ALBERT ABELA FAMILY FOUNDATION, ALBERT ABELA CORPORATION, ROUNDHILL TRUST, ROSEHILL FOUNDATION, Bärbel, Marlon and Albert Martin Abela request the Court to dismiss this action and to order JOSEPH ABELA FAMILY FOUNDATION to pay them €80,000 under Article 700 of the CCP.

UPON WHICH:

On the sole ground for annulment based on the violation of international public policy (Article 1502-5 of the Code of Civil Procedure):

JOSEPH ABELA FAMILY FOUNDATION, reminding that the right of access to a court which is a matter of international public policy presupposes that the modalities of exercising a remedy, mainly with regard to the calculation of the time limits to be observed, allow the effectiveness of the access to the court provided for in Article 6 of the ECHR. JOSEPH ABELA FAMILY FOUNDATION stated that in the present case the court could not declare time-barred its actions for the annulment of various resolutions of the general meetings of Albert Abela because it would not notify Albert Abela of its intention to act within one month and file a reasoned request with the arbitral tribunal within one month, as provided for in article 179 PGR of the Liechtenstein law, whereas it could not usefully do so because it did not have access to the minutes of the general meetings, which were only made available to it during the course of the arbitration at the request of the arbitral tribunal.
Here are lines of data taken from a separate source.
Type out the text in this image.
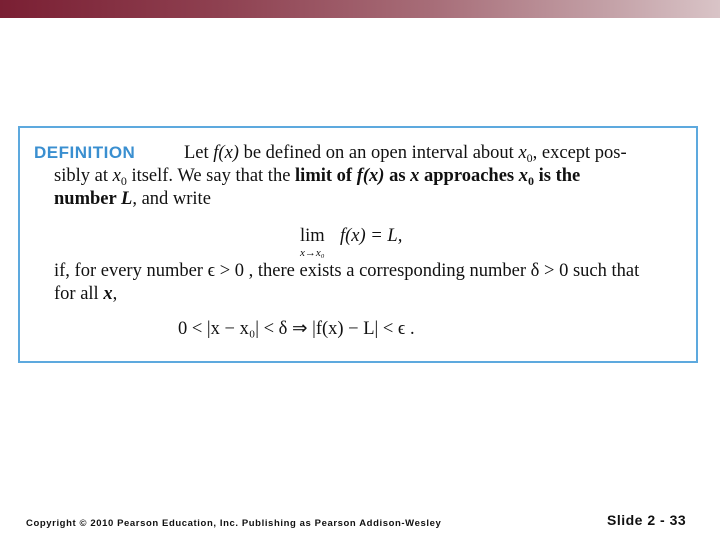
DEFINITION	Let f(x) be defined on an open interval about $x_0$, except pos-
sibly at $x_0$ itself. We say that the limit of f(x) as x approaches $x_0$ is the
number L, and write
lim
x→x₀
f(x) = L,
if, for every number ϵ > 0 , there exists a corresponding number δ > 0 such that
for all x,
0 < |x − x₀| < δ ⇒ |f(x) − L| < ϵ .
Copyright © 2010 Pearson Education, Inc. Publishing as Pearson Addison-Wesley	Slide 2 - 33
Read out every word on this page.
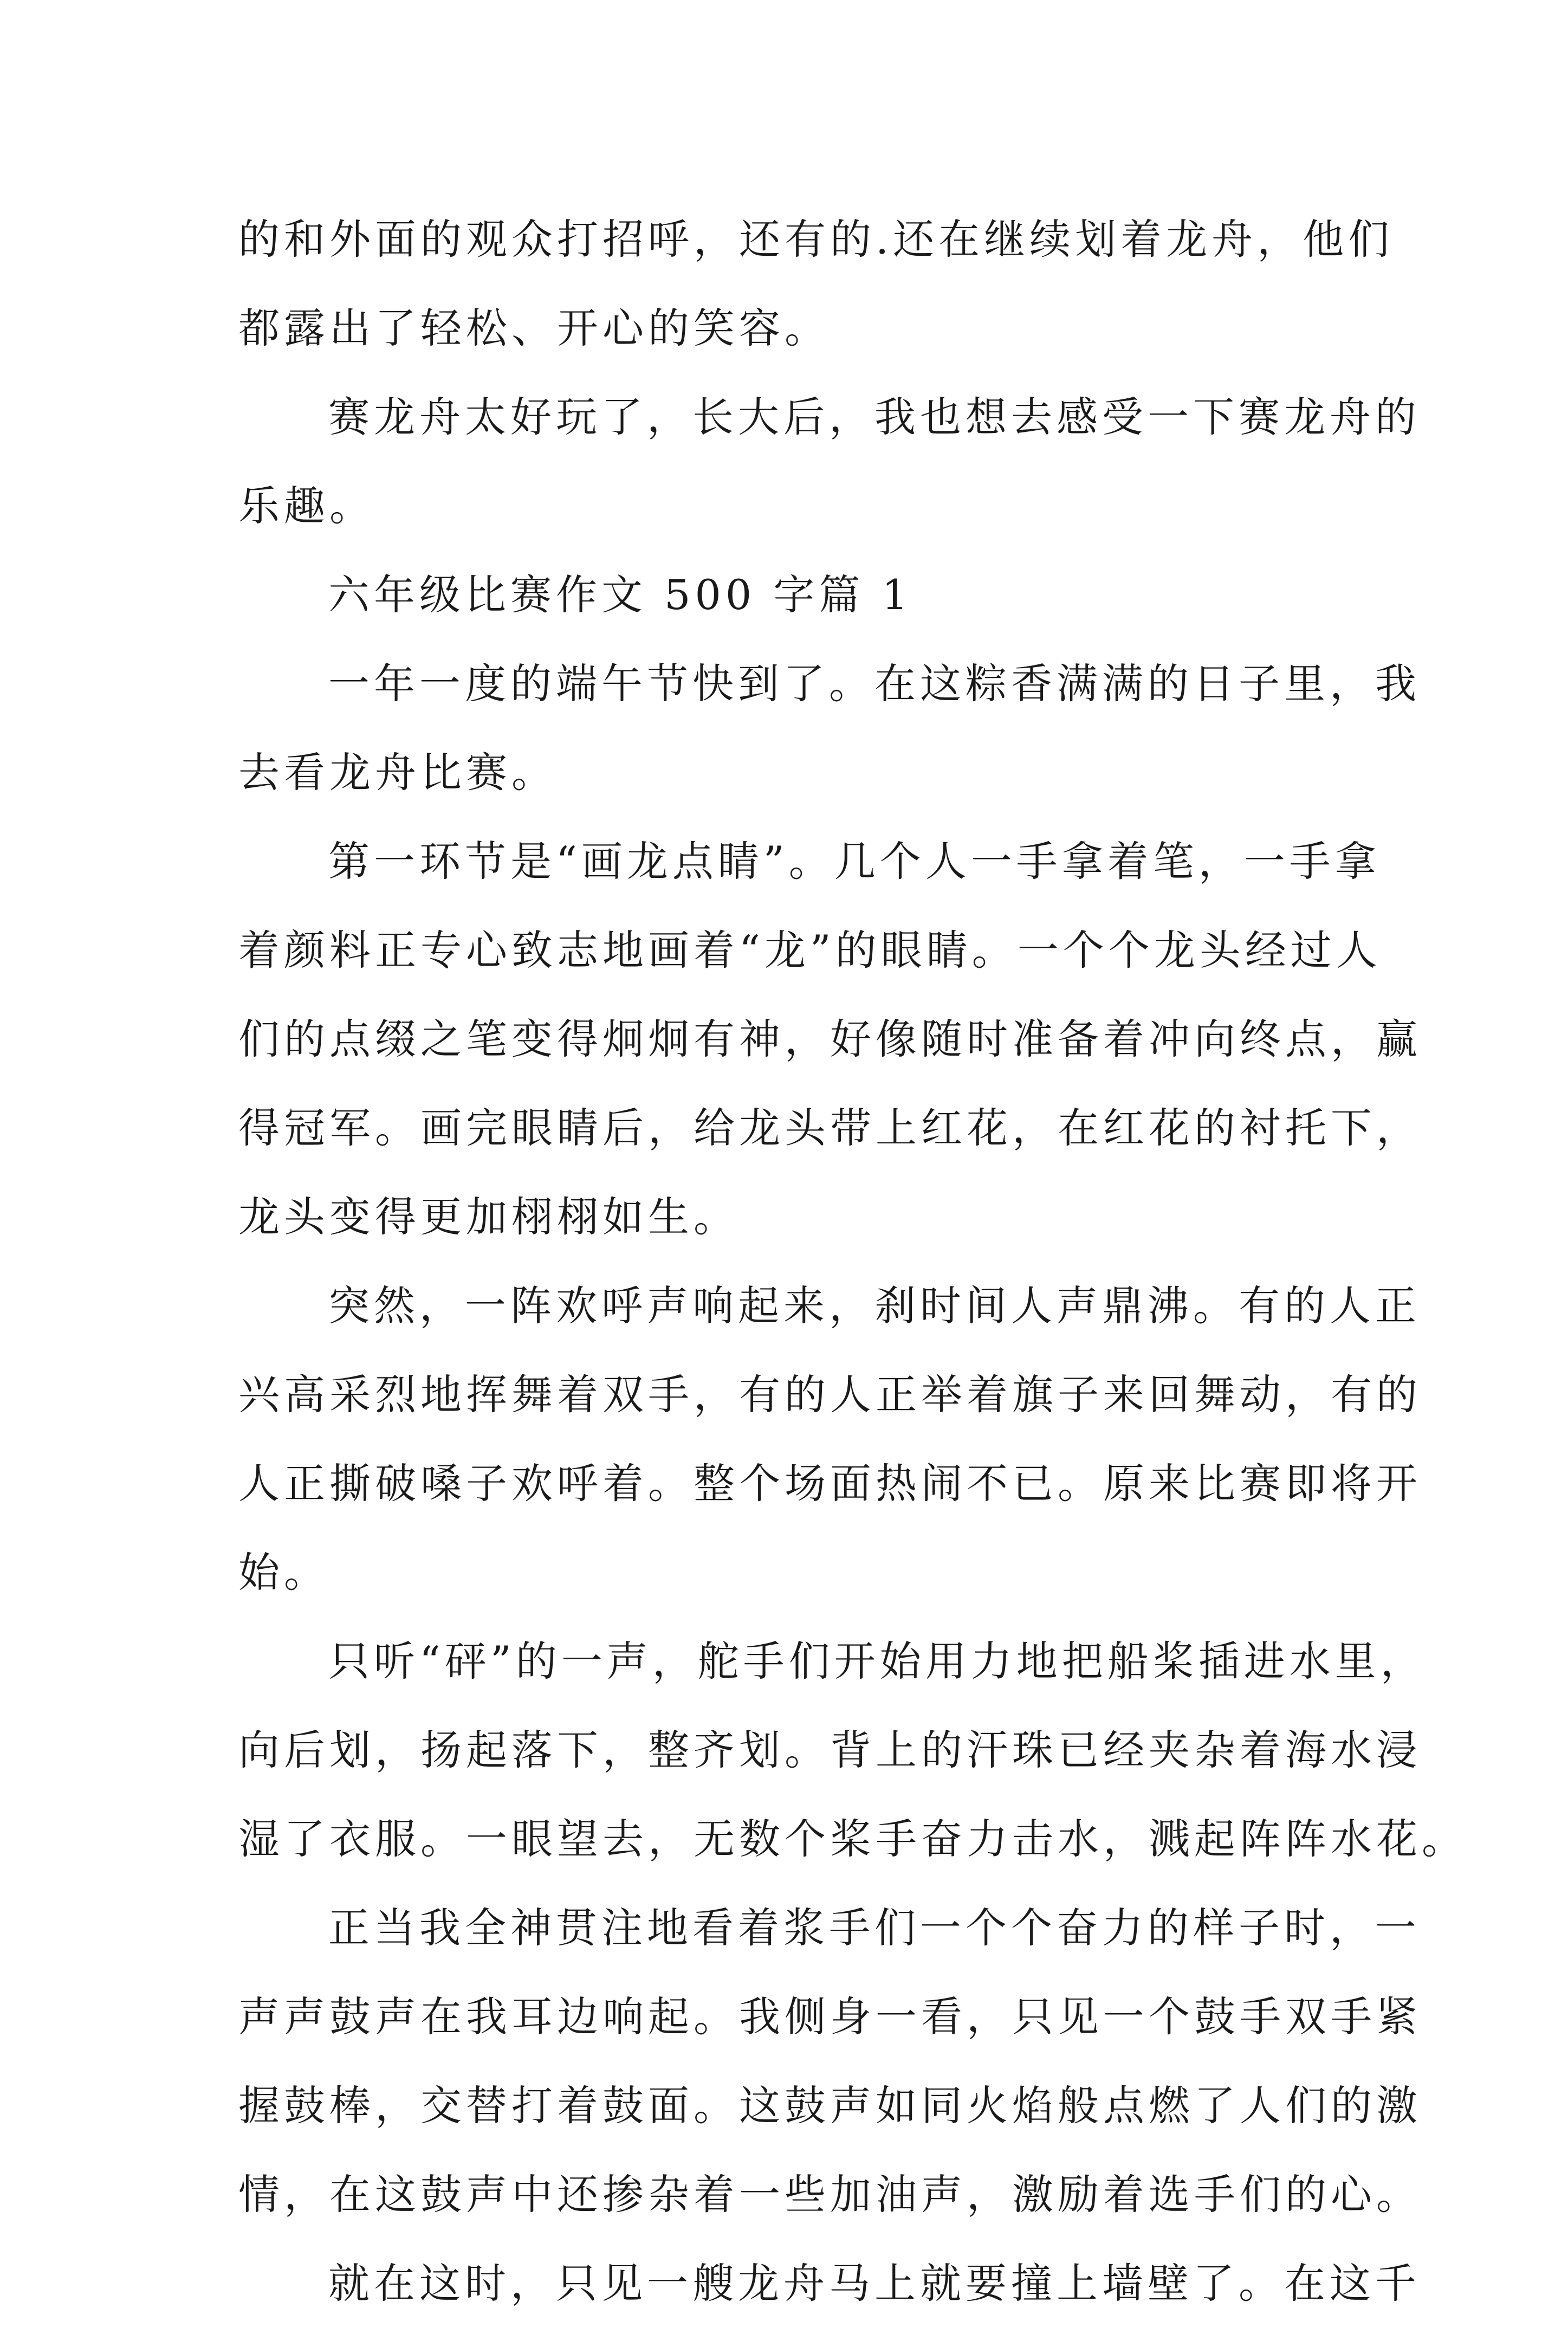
的和外面的观众打招呼，还有的.还在继续划着龙舟，他们
都露出了轻松、开心的笑容。

赛龙舟太好玩了，长大后，我也想去感受一下赛龙舟的
乐趣。

六年级比赛作文 500 字篇 1

一年一度的端午节快到了。在这粽香满满的日子里，我
去看龙舟比赛。

第一环节是“画龙点睛”。几个人一手拿着笔，一手拿
着颜料正专心致志地画着“龙”的眼睛。一个个龙头经过人
们的点缀之笔变得炯炯有神，好像随时准备着冲向终点，赢
得冠军。画完眼睛后，给龙头带上红花，在红花的衬托下，
龙头变得更加栩栩如生。

突然，一阵欢呼声响起来，刹时间人声鼎沸。有的人正
兴高采烈地挥舞着双手，有的人正举着旗子来回舞动，有的
人正撕破嗓子欢呼着。整个场面热闹不已。原来比赛即将开
始。

只听“砰”的一声，舵手们开始用力地把船桨插进水里，
向后划，扬起落下，整齐划。背上的汗珠已经夹杂着海水浸
湿了衣服。一眼望去，无数个桨手奋力击水，溅起阵阵水花。

正当我全神贯注地看着浆手们一个个奋力的样子时，一
声声鼓声在我耳边响起。我侧身一看，只见一个鼓手双手紧
握鼓棒，交替打着鼓面。这鼓声如同火焰般点燃了人们的激
情，在这鼓声中还掺杂着一些加油声，激励着选手们的心。

就在这时，只见一艘龙舟马上就要撞上墙壁了。在这千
However, considering that the infringement of international public policy must constitute a manifest violation of a rule of law, considered essential or of a fundamental principle, and must be flagrant, effective and concrete; that, in the present case, the arbitrators applying the law of Liechtenstein to which the parties refer found that the applications for annulment were time-barred since the time limits of one month plus one month beginning to run from the adoption of the resolutions. Indeed, JOSEPH ABELA FAMILY FOUNDATION had or might have had knowledge of this because it attended to general meetings of 30 May 2000 and 9 May 2003 and had knowledge of the minutes of the general meeting on 14 December 2001;

Thus, the claimant, who does not explain how the decision of the arbitral tribunal would violate article 6 of the ECHR and would flagrantly, effectively and concretely violate international public policy, is in fact inviting the Court to review the merits of the arbitral award, which is prohibited to the judge making the annulment;

That the ground and hence the action are dismissed;

Considering that in application of article 700 of the CCP, it is equitable to order JOSEPH ABELA FAMILY FOUNDATION, whose request in this regard is rejected, to pay to the defendants the global sum of EUR 50.000;

FOR THESE REASONS:

REJECTS the appeal against the partial award No. 3 of 14 February 2007 rendered by the arbitral tribunal composed of Mr. B C, chairman, and Messrs. X and K J M, arbitrators;

ORDERS JOSEPH ABELA FAMILY FOUNDATION to pay to ALBERT ABELA FAMILY FOUNDATION, ALBERT ABELA CORPORATION, ROUNDHILL TRUST, ROSEHILL FOUNDATION, Bärbel, Marlon and Albert Martin Abela the global sum of EUR 50.000 under Article 700 of the CCP;

ORDERS JOSEPH ABELA FAMILY FOUNDATION to bear the costs and admits CPA Duboscq and Pellerin, avowed, for the benefit of article 699 of the CCP.